ABIDJAN, 14 mai (Xinhua) -- L'élection
présidentielle en Côte d'Ivoire, qui n'a cessé d'être repoussée, a été
finalement fixée au 29 novembre, a annoncé jeudi le Premier ministre
ivoirien Guillaume Soro, à l'issue d'un Conseil des ministres tenu au
Palais présidentiel à Abidjan.
"Le collège électoral de la République de Côte
d'Ivoire est convoqué le dimanche 29 novembre 2009 en vue de procéder à
l'élection du président de la République", a annoncé M. Soro en
lisant un décret adopté par le Consiel des ministres.
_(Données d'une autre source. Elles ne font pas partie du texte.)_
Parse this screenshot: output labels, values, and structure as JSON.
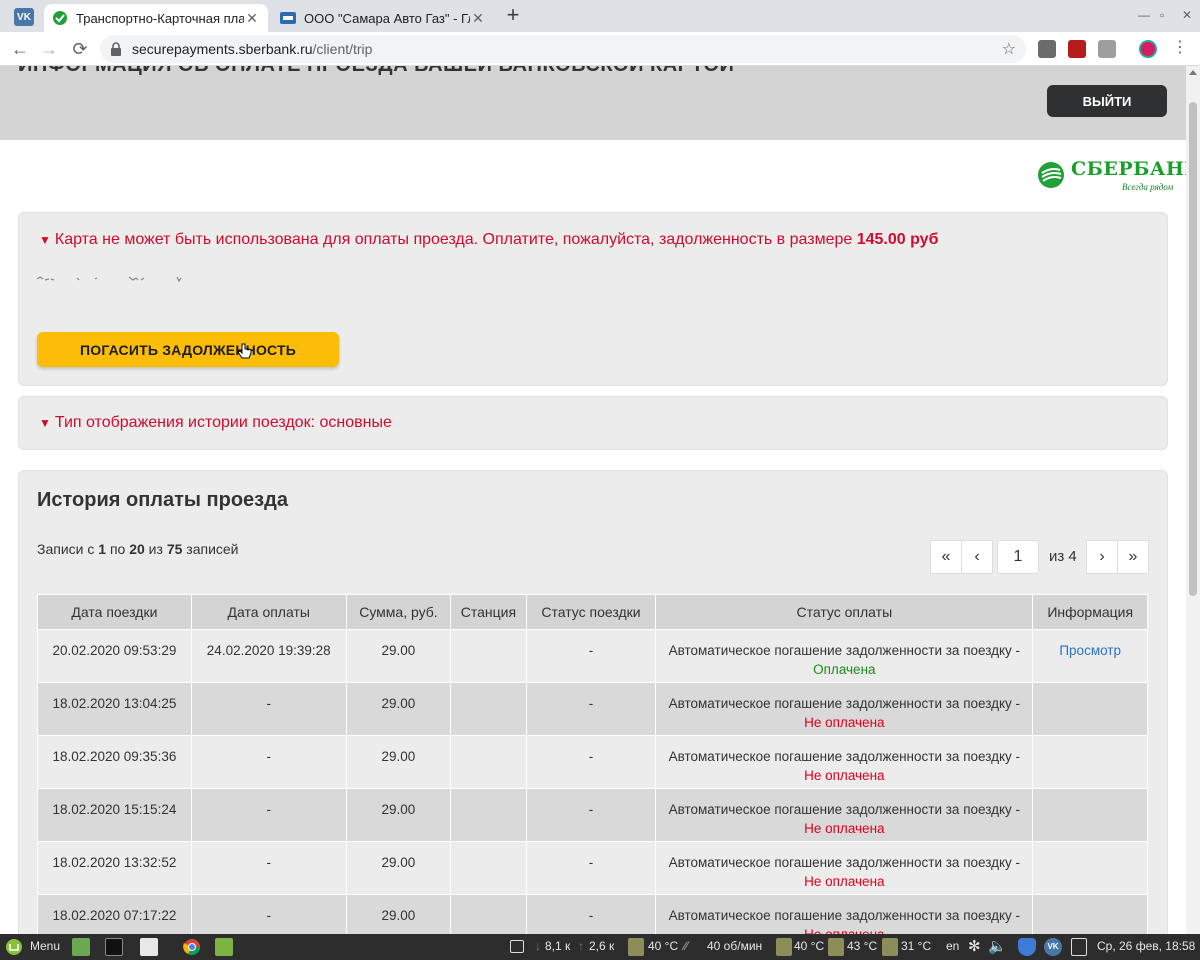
{
  "browser": {
    "tabs": [
      {
        "title": "Транспортно-Карточная пла",
        "active": true
      },
      {
        "title": "ООО \"Самара Авто Газ\" - Гла",
        "active": false
      }
    ],
    "url_host": "securepayments.sberbank.ru",
    "url_path": "/client/trip"
  },
  "header": {
    "cut_title": "ИНФОРМАЦИЯ ОБ ОПЛАТЕ ПРОЕЗДА ВАШЕЙ БАНКОВСКОЙ КАРТОЙ",
    "logout_label": "ВЫЙТИ"
  },
  "logo": {
    "name": "СБЕРБАНК",
    "slogan": "Всегда рядом"
  },
  "debt_panel": {
    "message": "Карта не может быть использована для оплаты проезда. Оплатите, пожалуйста, задолженность в размере",
    "amount": "145.00 руб",
    "pay_button": "ПОГАСИТЬ ЗАДОЛЖЕННОСТЬ"
  },
  "display_panel": {
    "message": "Тип отображения истории поездок: основные"
  },
  "history": {
    "title": "История оплаты проезда",
    "records_prefix": "Записи с",
    "records_from": "1",
    "records_by": "по",
    "records_to": "20",
    "records_of": "из",
    "records_total": "75",
    "records_suffix": "записей",
    "pager": {
      "first": "«",
      "prev": "‹",
      "current": "1",
      "of_label": "из 4",
      "next": "›",
      "last": "»"
    },
    "columns": [
      "Дата поездки",
      "Дата оплаты",
      "Сумма, руб.",
      "Станция",
      "Статус поездки",
      "Статус оплаты",
      "Информация"
    ],
    "rows": [
      {
        "trip_date": "20.02.2020 09:53:29",
        "pay_date": "24.02.2020 19:39:28",
        "sum": "29.00",
        "station": "",
        "trip_status": "-",
        "pay_status": "Автоматическое погашение задолженности за поездку -",
        "result": "Оплачена",
        "result_kind": "paid",
        "info": "Просмотр"
      },
      {
        "trip_date": "18.02.2020 13:04:25",
        "pay_date": "-",
        "sum": "29.00",
        "station": "",
        "trip_status": "-",
        "pay_status": "Автоматическое погашение задолженности за поездку -",
        "result": "Не оплачена",
        "result_kind": "unpaid",
        "info": ""
      },
      {
        "trip_date": "18.02.2020 09:35:36",
        "pay_date": "-",
        "sum": "29.00",
        "station": "",
        "trip_status": "-",
        "pay_status": "Автоматическое погашение задолженности за поездку -",
        "result": "Не оплачена",
        "result_kind": "unpaid",
        "info": ""
      },
      {
        "trip_date": "18.02.2020 15:15:24",
        "pay_date": "-",
        "sum": "29.00",
        "station": "",
        "trip_status": "-",
        "pay_status": "Автоматическое погашение задолженности за поездку -",
        "result": "Не оплачена",
        "result_kind": "unpaid",
        "info": ""
      },
      {
        "trip_date": "18.02.2020 13:32:52",
        "pay_date": "-",
        "sum": "29.00",
        "station": "",
        "trip_status": "-",
        "pay_status": "Автоматическое погашение задолженности за поездку -",
        "result": "Не оплачена",
        "result_kind": "unpaid",
        "info": ""
      },
      {
        "trip_date": "18.02.2020 07:17:22",
        "pay_date": "-",
        "sum": "29.00",
        "station": "",
        "trip_status": "-",
        "pay_status": "Автоматическое погашение задолженности за поездку -",
        "result": "Не оплачена",
        "result_kind": "unpaid",
        "info": ""
      }
    ]
  },
  "taskbar": {
    "menu_label": "Menu",
    "net_down": "8,1 к",
    "net_up": "2,6 к",
    "temp1": "40 °C",
    "fan": "40 об/мин",
    "temp2": "40 °C",
    "temp3": "43 °C",
    "temp4": "31 °C",
    "lang": "en",
    "clock": "Ср, 26 фев, 18:58"
  },
  "colors": {
    "alert": "#d10a2f",
    "pay_button": "#fbbd07",
    "paid": "#1b8a1b",
    "unpaid": "#e0001a",
    "sber_green": "#1a9f29"
  }
}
"Le scrutin sera ouvert à 07H00 (locales et GMT) et
clos à 17H00", a précisé le chef du gouvernement ivoirien, estimant que
la date du 29 novembre était "réaliste", "à la différence" de la
précédente date du 30 novembre 2008 fixée pour le scrutin.
"A ce jour, les opérations d'enrôlement ont permis à
plus de six millions de citoyens de s'inscrire dans les bureaux de vote
et aujourd'hui d'être de potentiels électeurs", ce qui représente
70% des citoyens attendus, a-t-il expliqué.
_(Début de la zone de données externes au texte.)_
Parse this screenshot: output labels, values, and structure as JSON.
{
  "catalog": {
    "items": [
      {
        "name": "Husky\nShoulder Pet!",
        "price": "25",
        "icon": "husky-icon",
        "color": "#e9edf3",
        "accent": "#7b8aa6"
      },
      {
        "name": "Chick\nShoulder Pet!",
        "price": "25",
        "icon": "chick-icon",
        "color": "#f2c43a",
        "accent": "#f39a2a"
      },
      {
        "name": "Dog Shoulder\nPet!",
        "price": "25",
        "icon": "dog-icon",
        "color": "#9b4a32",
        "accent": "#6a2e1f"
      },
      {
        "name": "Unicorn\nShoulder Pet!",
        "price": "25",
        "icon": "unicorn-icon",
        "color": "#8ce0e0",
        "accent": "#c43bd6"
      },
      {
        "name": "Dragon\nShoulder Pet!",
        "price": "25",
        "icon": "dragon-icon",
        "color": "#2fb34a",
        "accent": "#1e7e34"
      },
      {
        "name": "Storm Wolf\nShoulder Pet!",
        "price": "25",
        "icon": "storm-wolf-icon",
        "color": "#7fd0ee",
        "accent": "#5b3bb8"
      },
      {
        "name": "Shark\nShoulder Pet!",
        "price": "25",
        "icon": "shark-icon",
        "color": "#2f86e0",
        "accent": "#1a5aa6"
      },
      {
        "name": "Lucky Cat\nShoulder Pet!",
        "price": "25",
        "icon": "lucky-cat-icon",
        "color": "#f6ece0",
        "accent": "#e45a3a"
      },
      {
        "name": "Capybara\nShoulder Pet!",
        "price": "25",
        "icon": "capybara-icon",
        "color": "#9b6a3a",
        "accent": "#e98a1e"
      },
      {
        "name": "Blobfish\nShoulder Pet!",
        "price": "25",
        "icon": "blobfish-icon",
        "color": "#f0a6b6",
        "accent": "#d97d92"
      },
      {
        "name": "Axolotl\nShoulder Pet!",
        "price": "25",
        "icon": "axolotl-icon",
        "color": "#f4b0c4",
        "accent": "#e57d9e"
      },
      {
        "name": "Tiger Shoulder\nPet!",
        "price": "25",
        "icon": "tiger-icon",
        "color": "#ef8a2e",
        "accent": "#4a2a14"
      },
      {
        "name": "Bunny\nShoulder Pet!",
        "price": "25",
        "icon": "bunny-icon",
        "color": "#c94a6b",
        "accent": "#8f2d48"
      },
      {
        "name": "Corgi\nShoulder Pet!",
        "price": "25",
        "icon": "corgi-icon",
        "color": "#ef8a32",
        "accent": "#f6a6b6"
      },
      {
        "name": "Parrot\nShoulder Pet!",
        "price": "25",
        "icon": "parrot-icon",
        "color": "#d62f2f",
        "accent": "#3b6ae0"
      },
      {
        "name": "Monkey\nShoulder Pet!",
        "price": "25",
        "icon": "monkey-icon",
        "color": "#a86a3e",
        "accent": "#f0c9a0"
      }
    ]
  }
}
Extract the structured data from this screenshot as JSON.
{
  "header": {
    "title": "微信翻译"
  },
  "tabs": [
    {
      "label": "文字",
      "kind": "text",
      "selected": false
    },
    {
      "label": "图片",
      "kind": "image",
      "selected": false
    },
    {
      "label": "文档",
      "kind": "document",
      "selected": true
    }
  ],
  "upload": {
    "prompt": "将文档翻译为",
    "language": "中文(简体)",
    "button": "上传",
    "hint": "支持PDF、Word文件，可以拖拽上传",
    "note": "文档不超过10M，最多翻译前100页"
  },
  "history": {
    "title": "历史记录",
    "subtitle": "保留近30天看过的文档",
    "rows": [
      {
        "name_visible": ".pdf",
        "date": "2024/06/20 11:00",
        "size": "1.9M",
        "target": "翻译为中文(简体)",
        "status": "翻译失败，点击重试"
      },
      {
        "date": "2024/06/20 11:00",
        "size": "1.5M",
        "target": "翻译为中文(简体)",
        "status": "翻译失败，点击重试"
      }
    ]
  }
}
"Nous pensons que nous avons plus de lisiblité et
plus de visiblité sur le processus électoral", a souligné M. Soro.
Le gouvernement prend "toutes les disposotions en
sorte que le vote se déroule dans la sérénité et dans le calme" et s'engage
à " mettre à la disposition de la Commission électorale indépendante
( CEI) les moyens financiers pour mener à bien l'opération
( électorale)", a-t-il assuré.
Le 30 avril, le président ivoirien Laurent Gbagbo
avait adressé un message à la nation dans lequel il avait promis que
l'élection présidentielle se tiendrait "soit en octobre, soit en
décembre 2009", sans en donner une date précise.
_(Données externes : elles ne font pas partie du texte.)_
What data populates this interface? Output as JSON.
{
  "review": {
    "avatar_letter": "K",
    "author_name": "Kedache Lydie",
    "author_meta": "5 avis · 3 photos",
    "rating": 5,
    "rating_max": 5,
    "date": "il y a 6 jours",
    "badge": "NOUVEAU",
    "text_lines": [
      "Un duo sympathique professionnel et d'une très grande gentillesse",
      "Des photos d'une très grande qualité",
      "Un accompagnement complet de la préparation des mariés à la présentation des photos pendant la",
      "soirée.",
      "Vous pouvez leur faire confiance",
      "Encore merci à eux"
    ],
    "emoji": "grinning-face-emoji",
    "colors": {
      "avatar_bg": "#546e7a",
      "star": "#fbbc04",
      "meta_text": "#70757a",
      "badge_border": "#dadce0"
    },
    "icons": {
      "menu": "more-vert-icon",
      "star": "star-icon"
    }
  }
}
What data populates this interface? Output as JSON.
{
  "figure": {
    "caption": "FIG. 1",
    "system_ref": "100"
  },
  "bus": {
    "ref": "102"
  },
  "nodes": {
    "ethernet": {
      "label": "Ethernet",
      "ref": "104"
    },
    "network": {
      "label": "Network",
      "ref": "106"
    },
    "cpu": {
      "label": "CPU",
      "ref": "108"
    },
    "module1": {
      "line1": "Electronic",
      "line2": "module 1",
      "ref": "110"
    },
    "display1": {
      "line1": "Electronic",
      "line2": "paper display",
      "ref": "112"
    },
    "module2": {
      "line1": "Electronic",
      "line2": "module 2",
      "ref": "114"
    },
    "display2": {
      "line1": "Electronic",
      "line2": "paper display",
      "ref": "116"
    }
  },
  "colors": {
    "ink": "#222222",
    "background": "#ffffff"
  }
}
La communauté internationale et l'opposition
ivoirienne ont récemment multiplié les pressions pour que se tiennent en
2009 l'élection présidentielle, initialement prévue pour octobre 2005,
mais à maintes reprises reportée faute de manque de consensus
politique et de moyens financiers.
La Côte d'Ivoire s'est engagée dans un processus de
paix relancé par la signature depuis mars 2007 de l'accord de
Ouagadougou, amendé à plusieurs reprises, entre le camp présidentiel
et l'ex-rébellion qui occupe le nord du pays suite à son coup d'Etat raté
en septembre 2002.
La mise en oeuvre de cet accord bute sur
les questions du désarmement et du redéploiement de l'administration
sur l'ensemble du territoire national avec une "autorité pleine et entière"
en vue de l'organisation des élections censées sortir le pays de
la crise qu'il connaît depuis sept ans.